I’ve implemented in some code based on my understanding of the algorithm. It works for a gaussian with mu=0, sigma=1. But if I change sigma it breaks. Any insights would be appreciated.

``````import numpy as np
import random
import scipy.stats as st
import matplotlib.pyplot as plt

def normal(x,mu,sigma):
numerator = np.exp((-(x-mu)**2)/(2*sigma**2))
denominator = sigma * np.sqrt(2*np.pi)
return numerator/denominator

def neg_log_prob(x,mu,sigma):
num = np.exp(-1*((x-mu)**2)/2*sigma**2)
den = sigma*np.sqrt(np.pi*2)
return -1*np.log(num/den)

def HMC(mu=0.0,sigma=1.0,path_len=1,step_size=0.25,initial_position=0.0,epochs=1_000):
# setup
steps = int(path_len/step_size) -1 # path_len and step_size are tricky parameters to tune...
samples = [initial_position]
momentum_dist = st.norm(0, 1)
# generate samples
for e in range(epochs):
q0 = np.copy(samples[-1])
q1 = np.copy(q0)
p0 = momentum_dist.rvs()
p1 = np.copy(p0)
dVdQ = -1*(q0-mu)/(sigma**2) # gradient of PDF wrt position (q0) aka momentum wrt position

# leapfrog integration begin
for s in range(steps):
p1 += step_size*dVdQ/2 # as potential energy increases, kinetic energy decreases
q1 += step_size*p1 # position increases as function of momentum
p1 += step_size*dVdQ/2 # second half "leapfrog" update to momentum
# leapfrog integration end
p1 = -1*p1 #flip momentum for reversibility

#metropolis acceptance
q0_nlp = neg_log_prob(x=q0,mu=mu,sigma=sigma)
q1_nlp = neg_log_prob(x=q1,mu=mu,sigma=sigma)

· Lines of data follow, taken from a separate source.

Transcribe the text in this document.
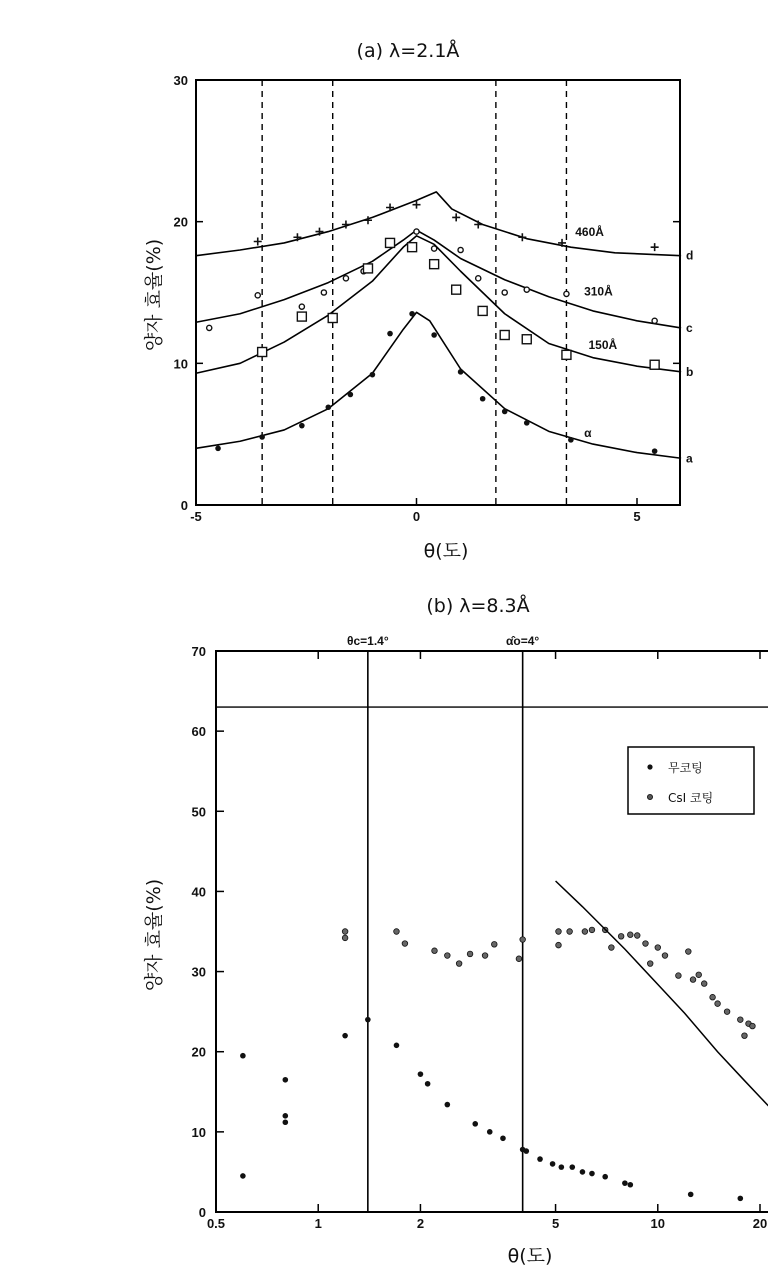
(a) λ=2.1Å
θ(도)
양자 효율(%)
-5	0	5
0
10
20
30
d
c
b
a
460Å
310Å
150Å
α
(b) λ=8.3Å
θ(도)
양자 효율(%)
0.5	1	2	5	10	20
0
10
20
30
40
50
60
70
θc=1.4°	α̂o=4°
무코팅
CsI 코팅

p0_nlp = neg_log_prob(x=p0,mu=0,sigma=1)
p1_nlp = neg_log_prob(x=p1,mu=0,sigma=1)

# Account for negatives AND log(probabiltiies)...
target = q0_nlp - q1_nlp # P(q1)/P(q0)
adjustment = p1_nlp - p0_nlp # P(p1)/P(p0)

event = np.log(random.uniform(0,1))
if event <= acceptance:
samples.append(q1)
else:
samples.append(q0)

return samples
``````

Now it works here:

``````mu, sigma = 0,1
trial = HMC(mu=mu,sigma=sigma,path_len=2,step_size=0.25)

# What the dist should looks like
lines = np.linspace(-6,6,10_000)
normal_curve = [normal(x=l,mu=mu,sigma=sigma) for l in lines]

# Visualize
plt.plot(lines,normal_curve)
plt.hist(trial,density=True,bins=20)
plt.show()
``````

But it breaks when I change sigma to 2.

``````# Generate samples
mu, sigma = 0,2
trial = HMC(mu=mu,sigma=sigma,path_len=2,step_size=0.25)

# What the dist should looks like
lines = np.linspace(-6,6,10_000)
normal_curve = [normal(x=l,mu=mu,sigma=sigma) for l in lines]

# Visualize
plt.plot(lines,normal_curve)
plt.hist(trial,density=True,bins=20)
plt.show()
``````

Any ideas? I feel like I’m close to "getting it".